Generation of Quantitative matrices:-
The quantitaive matrices consist of a table having the sequence weight frequencies of each of the 21 amino acids (including "X") at each position in the dataset of MHC binders divided by the corresponding expected frequency of that amino acid in the non-binders dataset. The MHC binders datasets for each MHC allele are generated by obtaining MHC binders of 9 amino acids from MHCBN database. The equal number of the non-binders is also obtained from the same database (if available) otherwise the 9-mer peptides are randomly choosen from the SWISS-PROT database. The quantitative matrices are addition matrices where the score of a peptide is calculated by summing up the scores of each residue at specific position along peptide sequence. For example, the score of peptide "ILKEPVHGV" is calculated as follows.
Score= I(1)+L(2)+K(3)+E(4)+P(5)+V(6)+H(7)+G(8)+V(9) (1)
The peptides with score more than the cutoff score at a particular threshold are predicted as MHC binders.A few matrices are also obtained from literature(BIMAS and ProPred1).These matrices are mostly multiplication matrices. The score of the peptide is calculated as follows:e.g "ILKEPVHGV"
Peptide score=I(1) * L(2) * K(3) * E(4) * P(5) * V(6) * H(7) * G(8) *V (9) (2)

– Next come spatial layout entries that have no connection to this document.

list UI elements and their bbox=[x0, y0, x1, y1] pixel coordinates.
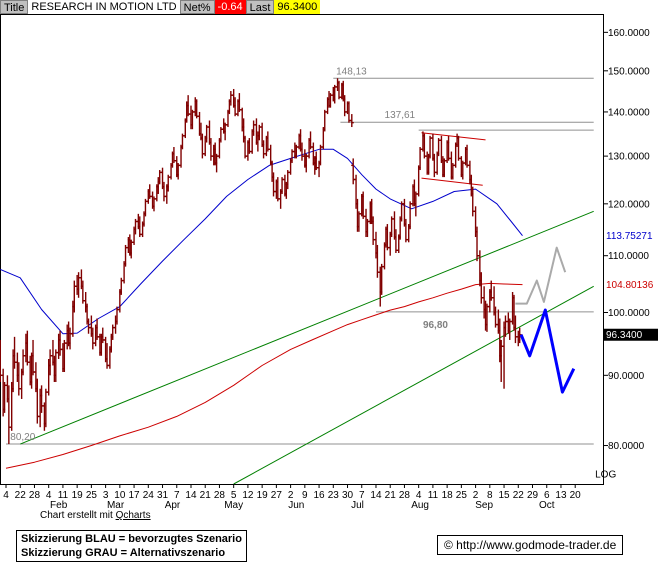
x-tick-label: 4 bbox=[3, 490, 9, 501]
x-tick-label: 12 bbox=[242, 490, 254, 501]
month-label: Aug bbox=[411, 500, 429, 510]
x-tick-label: 28 bbox=[399, 490, 411, 501]
x-tick-label: 19 bbox=[72, 490, 84, 501]
x-tick-label: 18 bbox=[442, 490, 454, 501]
value-tag-label: 113.75271 bbox=[606, 231, 653, 242]
x-tick-label: 23 bbox=[328, 490, 340, 501]
x-tick-label: 22 bbox=[513, 490, 525, 501]
x-tick-label: 19 bbox=[257, 490, 269, 501]
x-tick-label: 15 bbox=[498, 490, 510, 501]
x-tick-label: 3 bbox=[103, 490, 109, 501]
x-tick-label: 2 bbox=[473, 490, 479, 501]
value-tag-ma_long bbox=[604, 278, 658, 291]
netpct-label: Net% bbox=[179, 0, 215, 14]
x-tick-label: 30 bbox=[342, 490, 354, 501]
x-tick-label: 10 bbox=[114, 490, 126, 501]
x-tick-label: 28 bbox=[29, 490, 41, 501]
title-value: RESEARCH IN MOTION LTD bbox=[28, 0, 180, 14]
y-tick-label: 80.0000 bbox=[608, 441, 645, 452]
y-tick-label: 110.0000 bbox=[608, 251, 649, 262]
scenario-grey-path bbox=[515, 246, 567, 305]
qcharts-link[interactable]: Qcharts bbox=[115, 510, 151, 521]
x-tick-label: 4 bbox=[416, 490, 422, 501]
x-tick-label: 11 bbox=[58, 490, 69, 501]
month-label: Apr bbox=[165, 500, 181, 510]
price-annotation: 96,80 bbox=[423, 320, 448, 331]
trendline-lower-green bbox=[233, 285, 594, 485]
scenario-legend: Skizzierung BLAU = bevorzugtes Szenario … bbox=[16, 530, 247, 562]
trendline-red-channel-top bbox=[421, 132, 486, 141]
x-tick-label: 13 bbox=[555, 490, 567, 501]
month-label: Mar bbox=[107, 500, 125, 510]
scenario-blue-path bbox=[519, 308, 576, 394]
moving-average-ma_long bbox=[5, 282, 523, 469]
x-tick-label: 16 bbox=[313, 490, 325, 501]
x-tick-label: 4 bbox=[46, 490, 52, 501]
price-annotation: 80,20 bbox=[10, 432, 35, 443]
x-tick-label: 25 bbox=[86, 490, 98, 501]
x-tick-label: 27 bbox=[271, 490, 283, 501]
value-tag-label: 104.80136 bbox=[606, 280, 654, 291]
y-tick-label: 140.0000 bbox=[608, 107, 650, 118]
log-scale-label: LOG bbox=[595, 470, 616, 481]
x-tick-label: 2 bbox=[288, 490, 294, 501]
symbol-header: Title RESEARCH IN MOTION LTD Net% -0.64 … bbox=[0, 0, 321, 14]
y-tick-label: 90.0000 bbox=[608, 371, 645, 382]
x-tick-label: 17 bbox=[129, 490, 141, 501]
price-bars bbox=[0, 78, 522, 445]
x-tick-label: 20 bbox=[570, 490, 582, 501]
month-label: Sep bbox=[475, 500, 493, 510]
trendline-upper-green bbox=[20, 210, 594, 445]
legend-grey-text: Skizzierung GRAU = Alternativszenario bbox=[21, 547, 226, 559]
trendline-red-channel-bottom bbox=[421, 177, 483, 186]
x-tick-label: 31 bbox=[157, 490, 169, 501]
month-label: Jun bbox=[288, 500, 304, 510]
month-label: Feb bbox=[50, 500, 68, 510]
plot-frame bbox=[0, 14, 604, 485]
value-tag-ma_short bbox=[604, 229, 658, 242]
x-tick-label: 21 bbox=[385, 490, 397, 501]
price-chart: 160.0000 150.0000 140.0000 130.0000 120.0000… bbox=[0, 14, 658, 510]
price-bar bbox=[349, 114, 354, 128]
chart-credit: Chart erstellt mit Qcharts bbox=[40, 510, 151, 521]
x-tick-label: 22 bbox=[15, 490, 27, 501]
x-tick-label: 14 bbox=[185, 490, 197, 501]
x-tick-label: 14 bbox=[370, 490, 382, 501]
credit-prefix: Chart erstellt mit bbox=[40, 510, 113, 521]
y-tick-label: 100.0000 bbox=[608, 308, 650, 319]
x-tick-label: 9 bbox=[302, 490, 308, 501]
x-tick-label: 28 bbox=[214, 490, 226, 501]
y-tick-label: 160.0000 bbox=[608, 28, 650, 39]
x-tick-label: 29 bbox=[527, 490, 539, 501]
y-tick-label: 150.0000 bbox=[608, 66, 650, 77]
legend-blue-text: Skizzierung BLAU = bevorzugtes Szenario bbox=[21, 533, 242, 545]
y-tick-label: 120.0000 bbox=[608, 199, 650, 210]
value-tag-label: 96.3400 bbox=[606, 330, 643, 341]
last-value: 96.3400 bbox=[274, 0, 321, 14]
x-tick-label: 21 bbox=[200, 490, 212, 501]
last-label: Last bbox=[245, 0, 275, 14]
y-tick-label: 130.0000 bbox=[608, 152, 650, 163]
website-link[interactable]: © http://www.godmode-trader.de bbox=[437, 535, 624, 555]
x-tick-label: 6 bbox=[544, 490, 550, 501]
month-label: May bbox=[224, 500, 243, 510]
title-label: Title bbox=[0, 0, 29, 14]
month-label: Oct bbox=[539, 500, 555, 510]
price-annotation: 148,13 bbox=[336, 66, 367, 77]
price-annotation: 137,61 bbox=[385, 110, 416, 121]
x-tick-label: 5 bbox=[231, 490, 237, 501]
x-tick-label: 24 bbox=[143, 490, 155, 501]
x-tick-label: 11 bbox=[428, 490, 439, 501]
x-tick-label: 8 bbox=[487, 490, 493, 501]
value-tag-last bbox=[604, 328, 658, 341]
netpct-value: -0.64 bbox=[214, 0, 246, 14]
x-tick-label: 25 bbox=[456, 490, 468, 501]
x-tick-label: 7 bbox=[174, 490, 180, 501]
month-label: Jul bbox=[351, 500, 364, 510]
x-tick-label: 7 bbox=[359, 490, 365, 501]
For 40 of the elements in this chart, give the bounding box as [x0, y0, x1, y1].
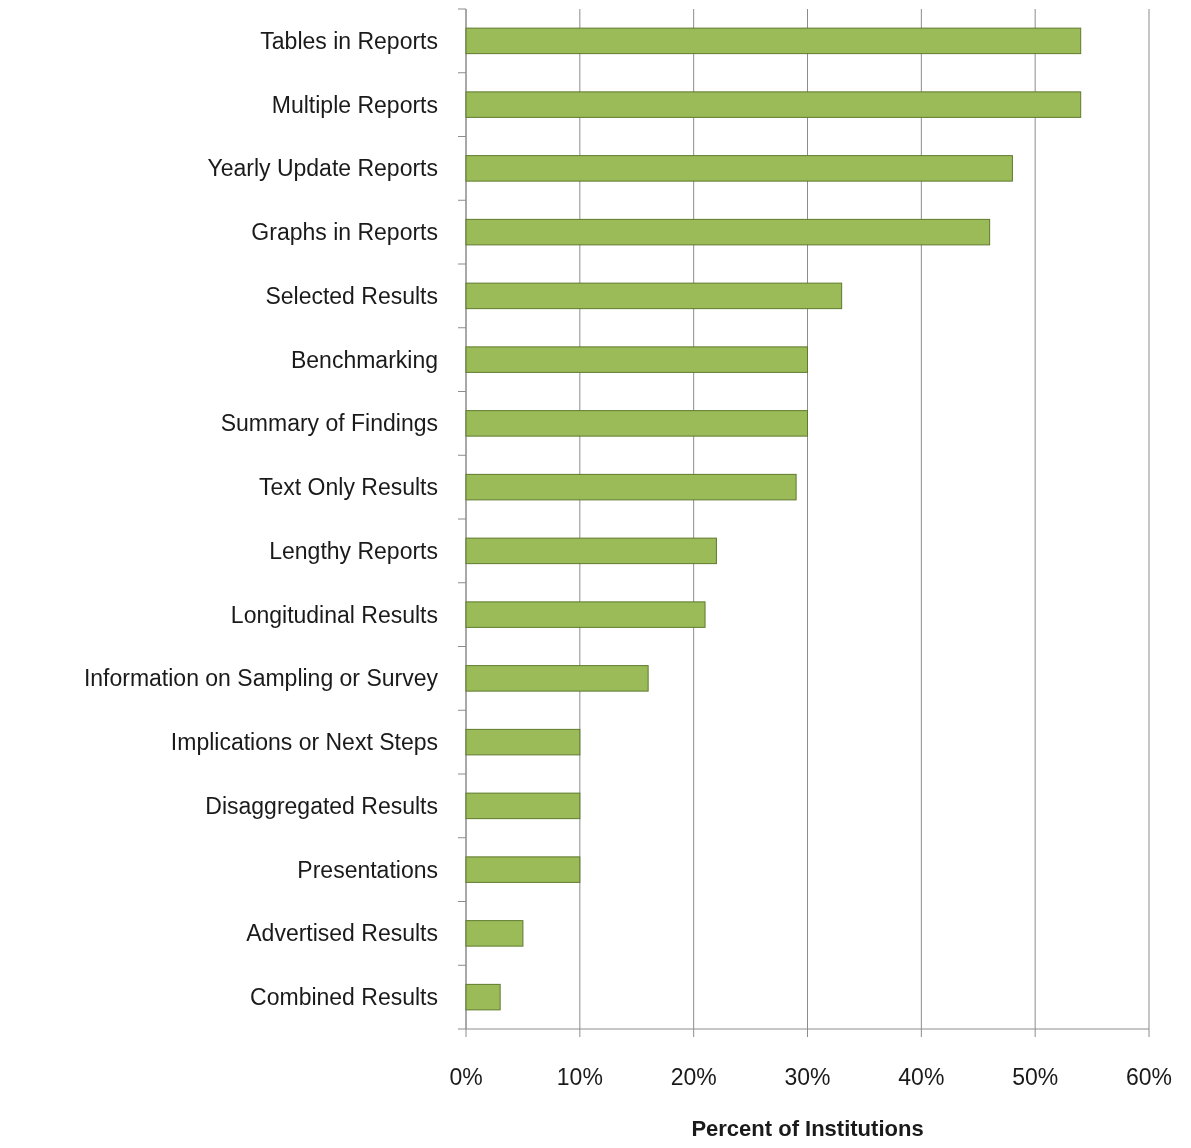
bar: [465, 601, 706, 628]
x-tick-label: 20%: [670, 1064, 717, 1090]
bar: [465, 920, 524, 947]
y-tick-label: Disaggregated Results: [205, 792, 438, 819]
y-tick-label: Implications or Next Steps: [170, 729, 438, 756]
y-tick-label: Graphs in Reports: [251, 219, 438, 246]
x-tick-label: 0%: [449, 1064, 483, 1090]
y-tick-label: Tables in Reports: [260, 27, 438, 54]
y-tick-label: Lengthy Reports: [269, 537, 438, 564]
x-tick-label: 50%: [1012, 1064, 1059, 1090]
x-tick-label: 30%: [784, 1064, 831, 1090]
y-tick-label: Presentations: [297, 856, 438, 883]
bar: [465, 728, 581, 756]
bar: [465, 91, 1082, 118]
x-tick-label: 40%: [898, 1064, 945, 1090]
bar: [465, 983, 501, 1011]
y-tick-label: Summary of Findings: [220, 410, 438, 437]
bar: [465, 282, 843, 310]
bar: [465, 665, 649, 692]
y-tick-label: Advertised Results: [246, 920, 438, 947]
y-tick-label: Combined Results: [250, 984, 438, 1011]
x-tick-label: 10%: [556, 1064, 603, 1090]
bar: [465, 218, 991, 246]
y-tick-label: Benchmarking: [290, 346, 438, 373]
bar: [465, 473, 797, 501]
bar: [465, 792, 581, 820]
y-tick-label: Selected Results: [265, 282, 438, 309]
bar: [465, 27, 1082, 55]
x-axis-title: Percent of Institutions: [691, 1116, 924, 1141]
y-tick-label: Longitudinal Results: [230, 601, 438, 628]
bar: [465, 537, 717, 565]
bar: [465, 155, 1013, 182]
y-tick-label: Information on Sampling or Survey: [83, 665, 439, 692]
y-tick-label: Yearly Update Reports: [207, 155, 438, 182]
y-tick-label: Multiple Reports: [271, 91, 438, 118]
bar: [465, 410, 808, 437]
x-tick-label: 60%: [1125, 1064, 1173, 1090]
bar: [465, 856, 581, 883]
y-tick-label: Text Only Results: [259, 474, 438, 501]
bar: [465, 346, 808, 373]
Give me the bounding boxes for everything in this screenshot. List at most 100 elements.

Threshold score: The determination of threshold or cutoff score is an integral part of matrices based predictions. It is prerequisite to calculate the cutoff score for each of the matrices. The calculation of the threshold score requires sufficient amount of data of MHC binders and non-binders. The threshold score for the matrix of each MHC allele is determined as follows:
Firstly, all overlapping peptides of 9 amino acids are generated from all the proteins present in SWISS-PROT database.
Secondly, the score for these natural SWISS-PROT peptides are obtained by using new quantitative matrices of different MHC alleles. These peptides are sorted in the desending order depending on the score achieved by each peptide. The top 1% of the peptides are extracted and the minimum score out of these peptides is considered as threshold score at 1%. Similarly, the peptide scores at other thresholds such as 2%,3% ,etc. is also calculated.
The peptide getting score more than cutoff score at particular threshold are known as binders. On the otherhand the peptide getting score less than threshold score are known as non-binders.